Linhas e Pontos por Carlos M. Marinho

Eixos de Opinião de Fevereiro de 2011

 


 

Este espaço vai ser dedicado a aspectos simples da vida em contexto real, em que a matemática pode entrar como elemento surpresa. Em síntese, estas "linhas" terão como base "pontos" comuns da nossa vida, em que a objectividade da Matemática pode fazer compreender alguns "problemas" que vão surgindo em contexto real. Como afirmou Pitágoras, "Todas as coisas são números". Nesta rubrica tudo cabe... até a matemática. 

   

Carlos Marinho -  Coordenador do Clube da Matemática da Sociedade Portuguesa de Matemática

Título: O Parafuso

A evolução do mundo em que vivemos depende das competências dos seres humanos. Todos os dias encontro pessoas competentes em diversas áreas. Há uns tempos entrei numa grande loja, fui atendido por um rapaz com qualidade. Comprei e fiquei satisfeito. No final, ao sair disse-lhe que em seis meses ele estaria gerir o espaço. Ele riu-se. Uns tempos depois fui à mesma loja e, precisei de chamar o responsável. O mesmo jovem veio ter comigo e, a primeira coisa que me disse foi: O senhor tinha razão. Eu estou a gerir este espaço. Como sabia? – Perguntou-me.

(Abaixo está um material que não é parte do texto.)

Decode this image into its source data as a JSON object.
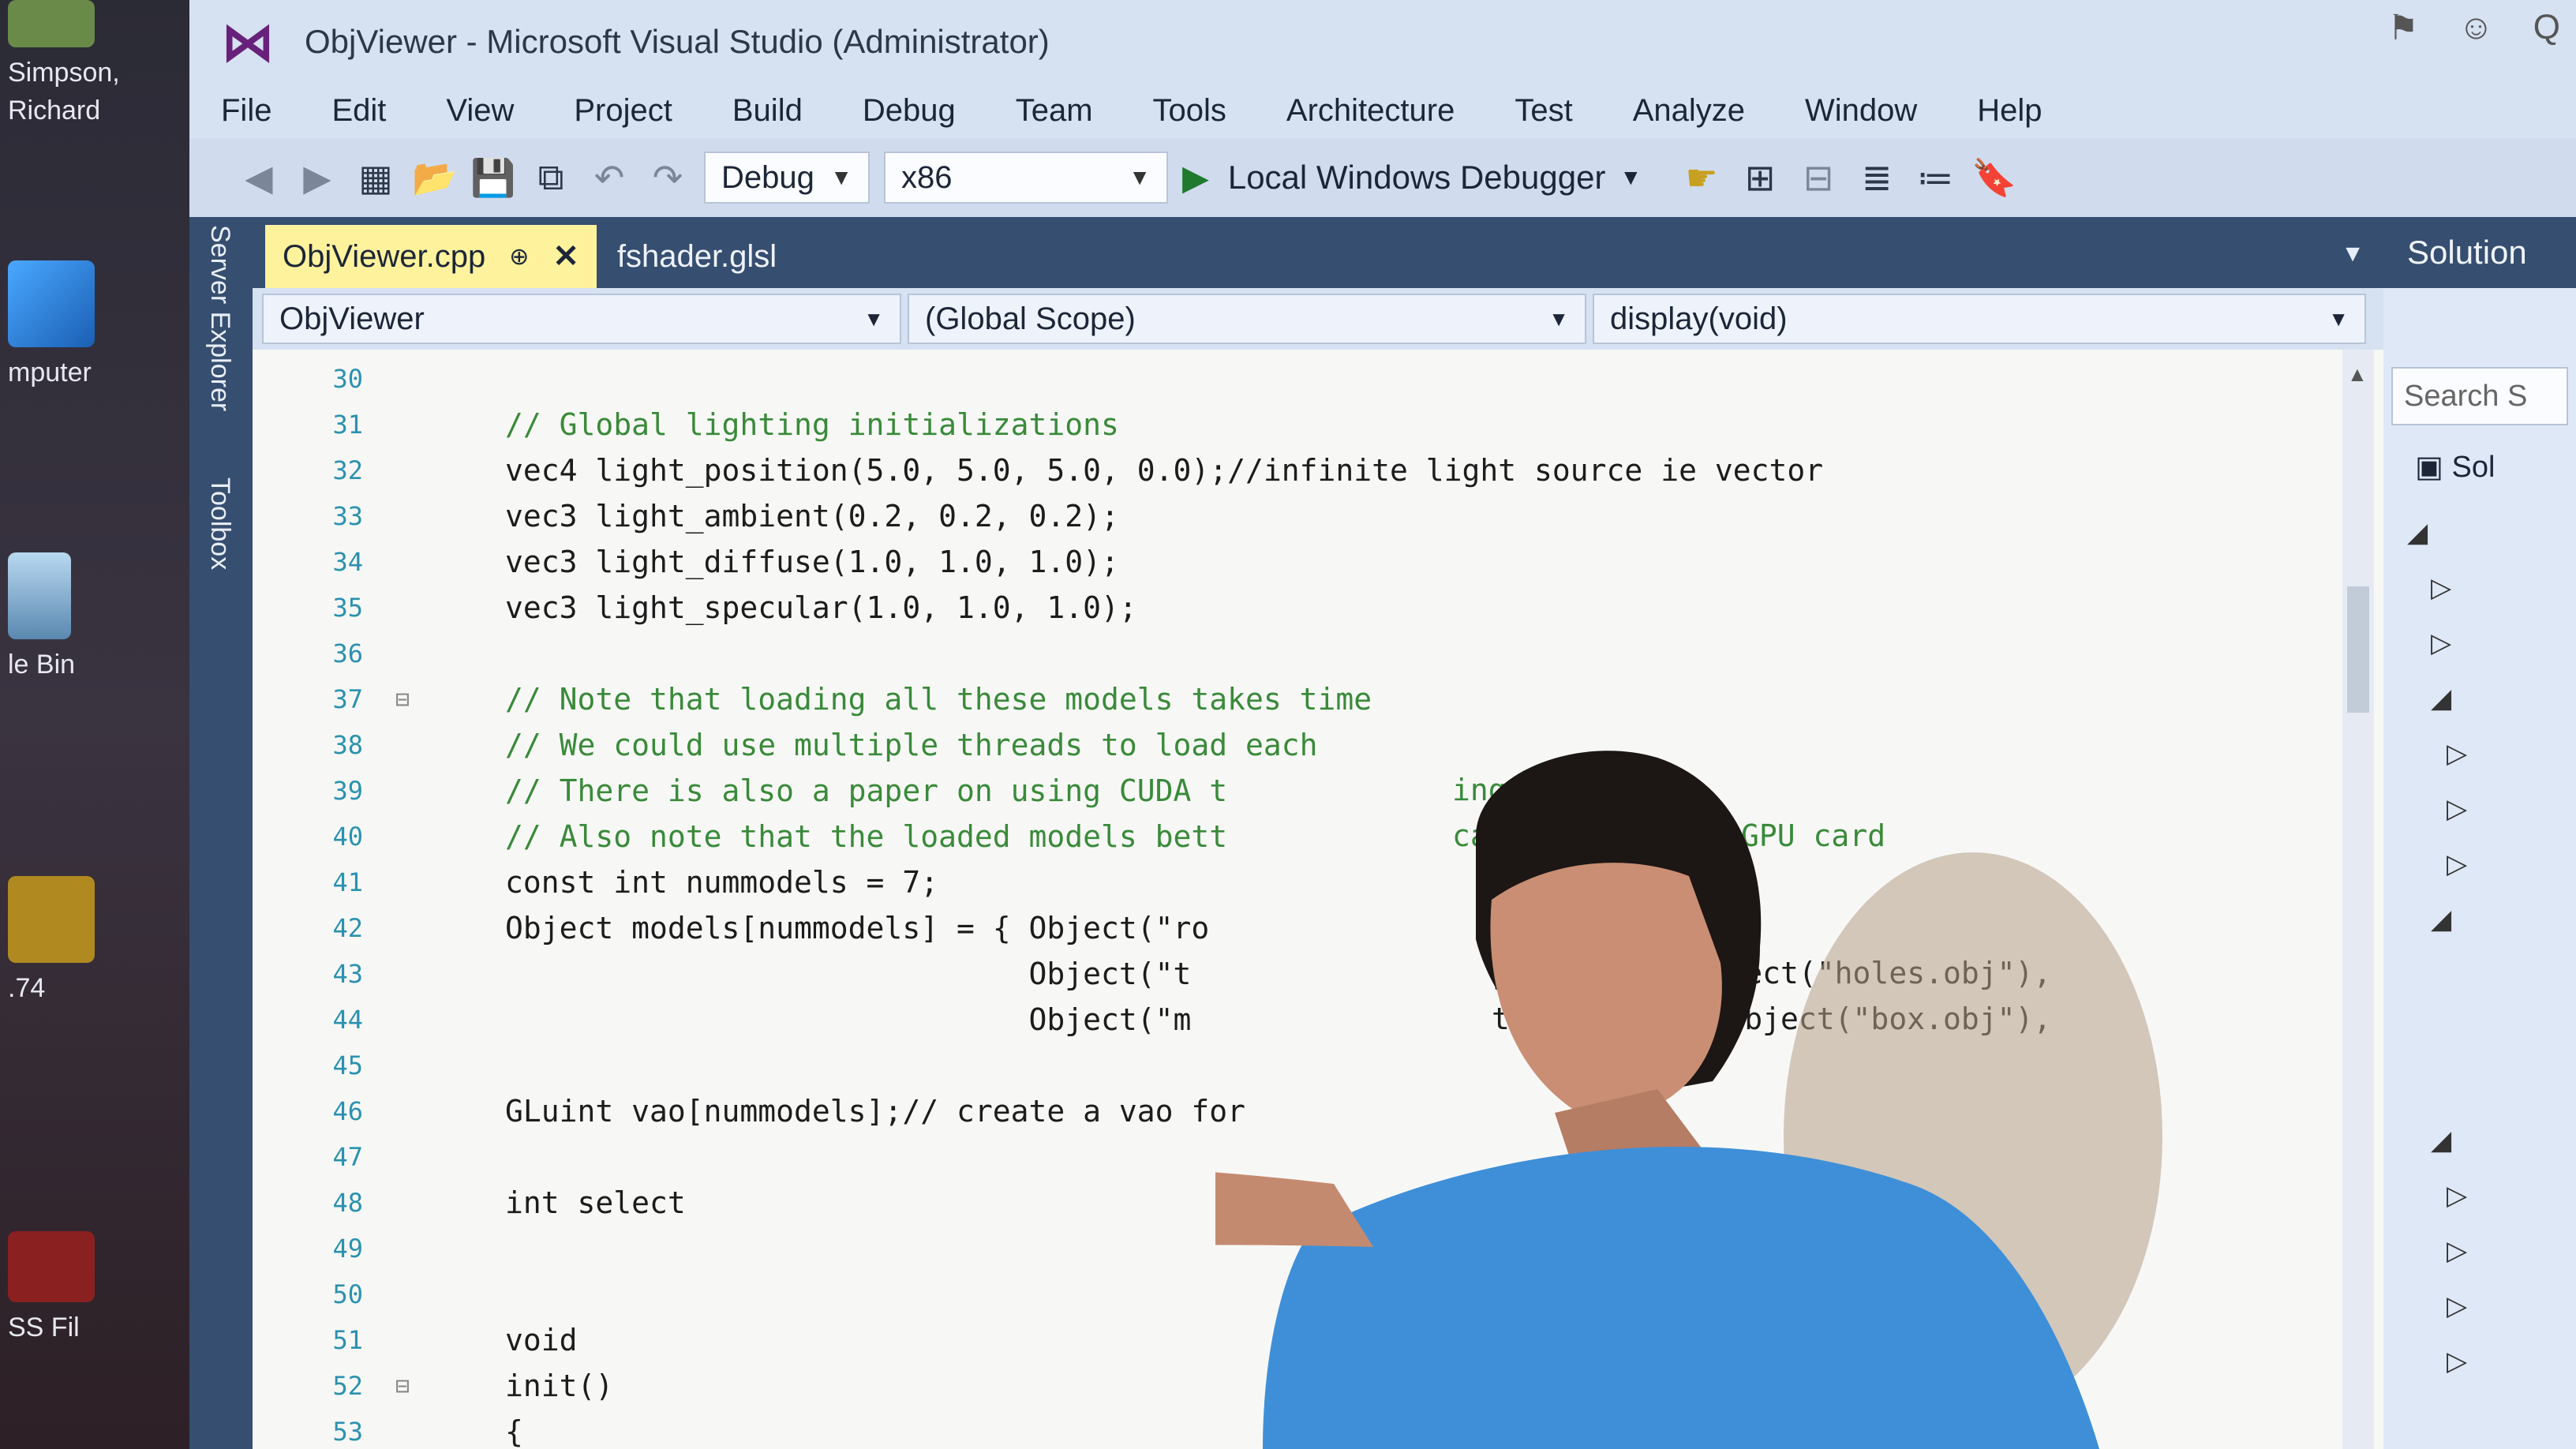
{
  "desktop": {
    "icons": [
      {
        "label": "Simpson, Richard",
        "icon": "user-folder-icon"
      },
      {
        "label": "mputer",
        "icon": "computer-icon"
      },
      {
        "label": "le Bin",
        "icon": "recycle-bin-icon"
      },
      {
        "label": ".74",
        "icon": "app-shortcut-icon"
      },
      {
        "label": "SS Fil",
        "icon": "file-shortcut-icon"
      }
    ]
  },
  "window": {
    "title": "ObjViewer - Microsoft Visual Studio (Administrator)",
    "quick_launch": "Q"
  },
  "menu": [
    "File",
    "Edit",
    "View",
    "Project",
    "Build",
    "Debug",
    "Team",
    "Tools",
    "Architecture",
    "Test",
    "Analyze",
    "Window",
    "Help"
  ],
  "toolbar": {
    "configuration": "Debug",
    "platform": "x86",
    "run_label": "Local Windows Debugger"
  },
  "side_tabs": [
    "Server Explorer",
    "Toolbox"
  ],
  "tabs": [
    {
      "label": "ObjViewer.cpp",
      "active": true
    },
    {
      "label": "fshader.glsl",
      "active": false
    }
  ],
  "navbar": {
    "project": "ObjViewer",
    "scope": "(Global Scope)",
    "member": "display(void)"
  },
  "code_lines": [
    {
      "n": "30",
      "text": "",
      "type": "plain"
    },
    {
      "n": "31",
      "text": "// Global lighting initializations",
      "type": "comment"
    },
    {
      "n": "32",
      "text": "vec4 light_position(5.0, 5.0, 5.0, 0.0);//infinite light source ie vector",
      "type": "plain"
    },
    {
      "n": "33",
      "text": "vec3 light_ambient(0.2, 0.2, 0.2);",
      "type": "plain"
    },
    {
      "n": "34",
      "text": "vec3 light_diffuse(1.0, 1.0, 1.0);",
      "type": "plain"
    },
    {
      "n": "35",
      "text": "vec3 light_specular(1.0, 1.0, 1.0);",
      "type": "plain"
    },
    {
      "n": "36",
      "text": "",
      "type": "plain"
    },
    {
      "n": "37",
      "text": "// Note that loading all these models takes time",
      "type": "comment"
    },
    {
      "n": "38",
      "text": "// We could use multiple threads to load each",
      "type": "comment"
    },
    {
      "n": "39",
      "text": "// There is also a paper on using CUDA t",
      "type": "comment"
    },
    {
      "n": "40",
      "text": "// Also note that the loaded models bett",
      "type": "comment"
    },
    {
      "n": "41",
      "text": "const int nummodels = 7;",
      "type": "plain"
    },
    {
      "n": "42",
      "text": "Object models[nummodels] = { Object(\"ro",
      "type": "plain"
    },
    {
      "n": "43",
      "text": "                             Object(\"t",
      "type": "plain"
    },
    {
      "n": "44",
      "text": "                             Object(\"m",
      "type": "plain"
    },
    {
      "n": "45",
      "text": "",
      "type": "plain"
    },
    {
      "n": "46",
      "text": "GLuint vao[nummodels];// create a vao for",
      "type": "plain"
    },
    {
      "n": "47",
      "text": "",
      "type": "plain"
    },
    {
      "n": "48",
      "text": "int select",
      "type": "plain"
    },
    {
      "n": "49",
      "text": "",
      "type": "plain"
    },
    {
      "n": "50",
      "text": "",
      "type": "plain"
    },
    {
      "n": "51",
      "text": "void",
      "type": "plain"
    },
    {
      "n": "52",
      "text": "init()",
      "type": "plain"
    },
    {
      "n": "53",
      "text": "{",
      "type": "plain"
    }
  ],
  "code_fragments_right": [
    {
      "text": "ing",
      "line": "39"
    },
    {
      "text": "capacity of the GPU card",
      "line": "40"
    },
    {
      "text": "gy2.obj\"), Object(\"holes.obj\"),",
      "line": "43"
    },
    {
      "text": "t8all.obj\"), Object(\"box.obj\"),",
      "line": "44"
    }
  ],
  "solution_explorer": {
    "header": "Solution",
    "search_placeholder": "Search S",
    "root_item": "Sol"
  }
}
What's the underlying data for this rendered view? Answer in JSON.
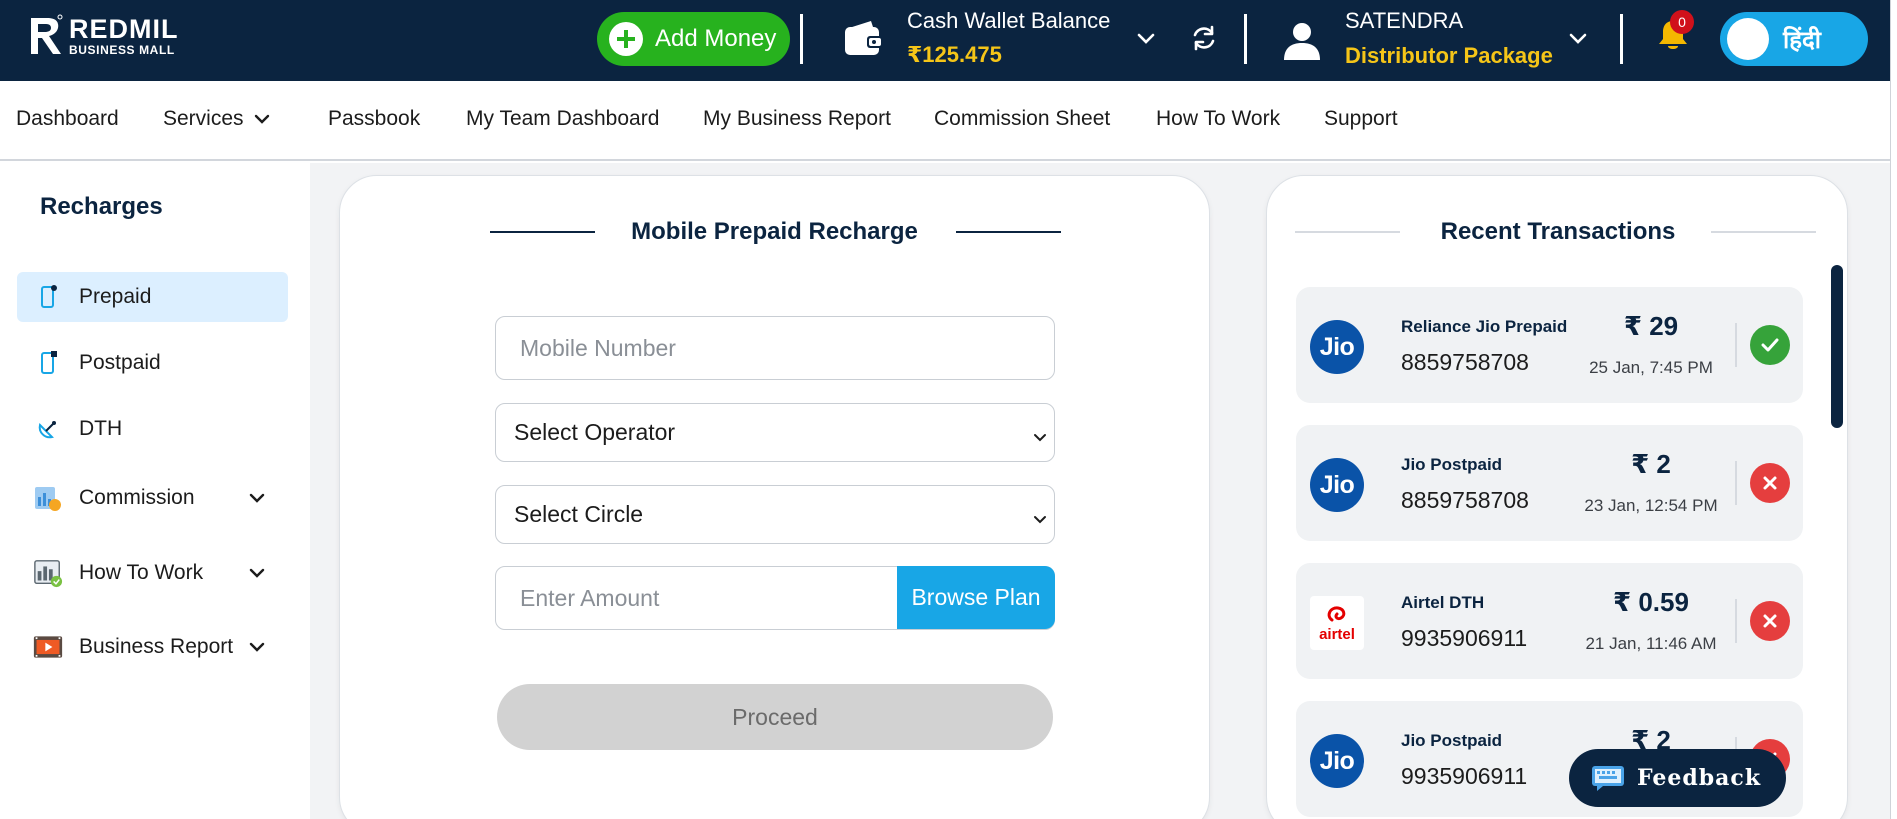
{
  "brand": {
    "name": "REDMIL",
    "subtitle": "BUSINESS MALL"
  },
  "header": {
    "add_money_label": "Add Money",
    "wallet_label": "Cash Wallet Balance",
    "wallet_amount": "₹125.475",
    "user_name": "SATENDRA",
    "user_package": "Distributor Package",
    "notification_count": "0",
    "language_label": "हिंदी"
  },
  "nav": {
    "items": [
      "Dashboard",
      "Services",
      "Passbook",
      "My Team Dashboard",
      "My Business Report",
      "Commission Sheet",
      "How To Work",
      "Support"
    ]
  },
  "sidebar": {
    "title": "Recharges",
    "items": [
      {
        "label": "Prepaid",
        "icon": "mobile-icon",
        "active": true
      },
      {
        "label": "Postpaid",
        "icon": "mobile-icon"
      },
      {
        "label": "DTH",
        "icon": "satellite-dish-icon"
      },
      {
        "label": "Commission",
        "icon": "commission-icon",
        "expandable": true
      },
      {
        "label": "How To Work",
        "icon": "how-to-work-icon",
        "expandable": true
      },
      {
        "label": "Business Report",
        "icon": "video-report-icon",
        "expandable": true
      }
    ]
  },
  "recharge_form": {
    "title": "Mobile Prepaid Recharge",
    "mobile_placeholder": "Mobile Number",
    "operator_value": "Select Operator",
    "circle_value": "Select Circle",
    "amount_placeholder": "Enter Amount",
    "browse_plan_label": "Browse Plan",
    "proceed_label": "Proceed"
  },
  "transactions": {
    "title": "Recent Transactions",
    "rows": [
      {
        "logo": "Jio",
        "operator": "Reliance Jio Prepaid",
        "number": "8859758708",
        "amount": "₹ 29",
        "date": "25 Jan, 7:45 PM",
        "status": "success"
      },
      {
        "logo": "Jio",
        "operator": "Jio Postpaid",
        "number": "8859758708",
        "amount": "₹ 2",
        "date": "23 Jan, 12:54 PM",
        "status": "failed"
      },
      {
        "logo": "airtel",
        "operator": "Airtel DTH",
        "number": "9935906911",
        "amount": "₹ 0.59",
        "date": "21 Jan, 11:46 AM",
        "status": "failed"
      },
      {
        "logo": "Jio",
        "operator": "Jio Postpaid",
        "number": "9935906911",
        "amount": "₹ 2",
        "date": "",
        "status": "failed"
      }
    ]
  },
  "feedback_label": "Feedback",
  "colors": {
    "navy": "#0b2440",
    "green": "#27b21e",
    "blue": "#18a6e6",
    "gold": "#f5c518",
    "red": "#e53e3e"
  }
}
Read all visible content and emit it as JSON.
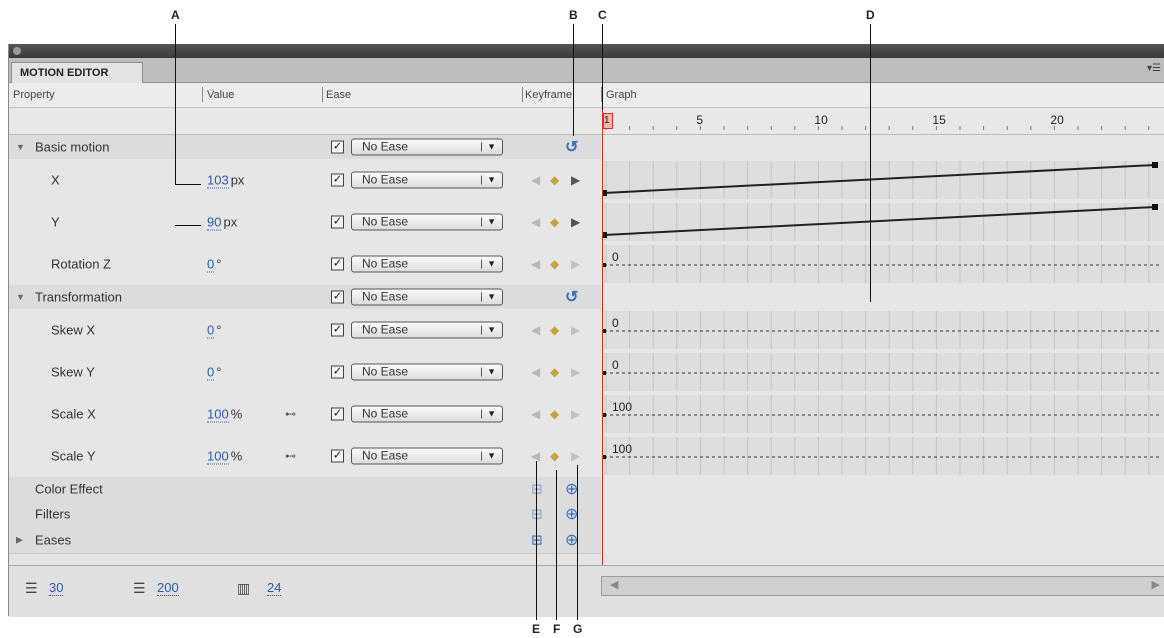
{
  "callouts": {
    "a": "A",
    "b": "B",
    "c": "C",
    "d": "D",
    "e": "E",
    "f": "F",
    "g": "G"
  },
  "panel": {
    "tab": "MOTION EDITOR"
  },
  "columns": {
    "property": "Property",
    "value": "Value",
    "ease": "Ease",
    "keyframe": "Keyframe",
    "graph": "Graph"
  },
  "ruler": {
    "playhead_frame": "1",
    "ticks": [
      "5",
      "10",
      "15",
      "20"
    ]
  },
  "rows": [
    {
      "type": "group",
      "label": "Basic motion",
      "expanded": true,
      "ease_checked": true,
      "ease": "No Ease",
      "button": "reset-icon"
    },
    {
      "type": "prop",
      "label": "X",
      "value": "103",
      "unit": "px",
      "ease_checked": true,
      "ease": "No Ease",
      "next_keyframe": true,
      "graph": "line"
    },
    {
      "type": "prop",
      "label": "Y",
      "value": "90",
      "unit": "px",
      "ease_checked": true,
      "ease": "No Ease",
      "next_keyframe": true,
      "graph": "line"
    },
    {
      "type": "prop",
      "label": "Rotation Z",
      "value": "0",
      "unit": "°",
      "ease_checked": true,
      "ease": "No Ease",
      "graph_label": "0"
    },
    {
      "type": "group",
      "label": "Transformation",
      "expanded": true,
      "ease_checked": true,
      "ease": "No Ease",
      "button": "reset-icon"
    },
    {
      "type": "prop",
      "label": "Skew X",
      "value": "0",
      "unit": "°",
      "ease_checked": true,
      "ease": "No Ease",
      "graph_label": "0"
    },
    {
      "type": "prop",
      "label": "Skew Y",
      "value": "0",
      "unit": "°",
      "ease_checked": true,
      "ease": "No Ease",
      "graph_label": "0"
    },
    {
      "type": "prop",
      "label": "Scale X",
      "value": "100",
      "unit": "%",
      "linked": true,
      "ease_checked": true,
      "ease": "No Ease",
      "graph_label": "100"
    },
    {
      "type": "prop",
      "label": "Scale Y",
      "value": "100",
      "unit": "%",
      "linked": true,
      "ease_checked": true,
      "ease": "No Ease",
      "graph_label": "100"
    },
    {
      "type": "section",
      "label": "Color Effect"
    },
    {
      "type": "section",
      "label": "Filters"
    },
    {
      "type": "section",
      "label": "Eases",
      "collapsed": true
    }
  ],
  "footer": {
    "graph_size": "30",
    "expanded_graph_size": "200",
    "viewable_frames": "24"
  }
}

Agora perguntam vocês, como eu que eu sabia que aquilo ia acontecer? Fácil, afinal sou matemático. Estou a brincar. A resposta não é difícil. Aquele indivíduo era competente, mostrava atributos naquela específica função. Era bom no que fazia. Alguém, mais cedo ou mais tarde tinha de reparar no talento daquele jovem.

O Matemático argentino Adrián Paenza conta uma pequena história. Toda a produção de uma fábrica assentava no trabalho de uma máquina, quando de repente a máquina avariou. O dono da empresa mandou verificar a alimentação eléctrica, controlar a lubrificação, tentou de diversas maneiras pôr a máquina a trabalhar. Decorridas várias horas, quando tudo estava parado, com prejuízos materiais elevados, o dono decidiu chamar um especialista, perito em motores. Fez um diagnóstico do problema da máquina, tirou uma chave de parafusos, abriu um compartimento e fixou-se num ponto preciso. Ao fim de minutos a empresa laborava de novo na sua máxima força. O dono contente, muito contente, convidou o competente especialista para ir ao seu gabinete e ofereceu-lhe um café. Conversaram sobre diversas coisas até que chegou a hora de pagar.

- Quanto lhe devo? Perguntou o dono.

- Deve-me 1500 dólares.

O homem quase desfaleceu.

Quanto disse? 1500 Dólares?

- Sim, respondeu. 1500 Dólares.

- Mas ouça, … - quase gritou o dono. – Como pode pretender que lhe pague 1500 dólares por uma coisa que lhe levou 5 minutos?

- Não senhor – replicou. – Levou-me 5 minutos mais 5 anos de estudo.

Gostava de ser sempre competente, uma vez que todos os dias existem pessoas que dependem disso. E, mesmo com muitos anos de estudo na minha área específica, penso sempre como Júlio Pomar quando afirmou “as dúvidas são o meu material mais precioso”. Imaginem se tenho dúvidas nos conteúdos que sou perito, como seria se tomasse decisões sobre matérias que não sou especialista?

Tenho pena de todos aqueles que têm a responsabilidade de tomar decisões que podem pôr em causa pessoas. Muitas das vezes sem cinco anos de estudos que sustentem boas decisões, desprovidos de valores e, escorados em argumentos errados, que em vez de arranjarem a máquina, criam mais problemas na engrenagem.

As pessoas são mais importantes que todas as máquinas. O ideal para quem toma estas decisões é que tenha a absoluta certeza que o que está a fazer é o mais correcto. Que o mais simples parafuso foi colocado no sitio correcto.

Senão, há sempre quem pense que um dia aquela pessoa vai ter de se justificar pelos erros que cometeu, nem que seja pela justiça divina, afinal somos todos simples mortais. Pelo menos aí, as “contas” serão feitas.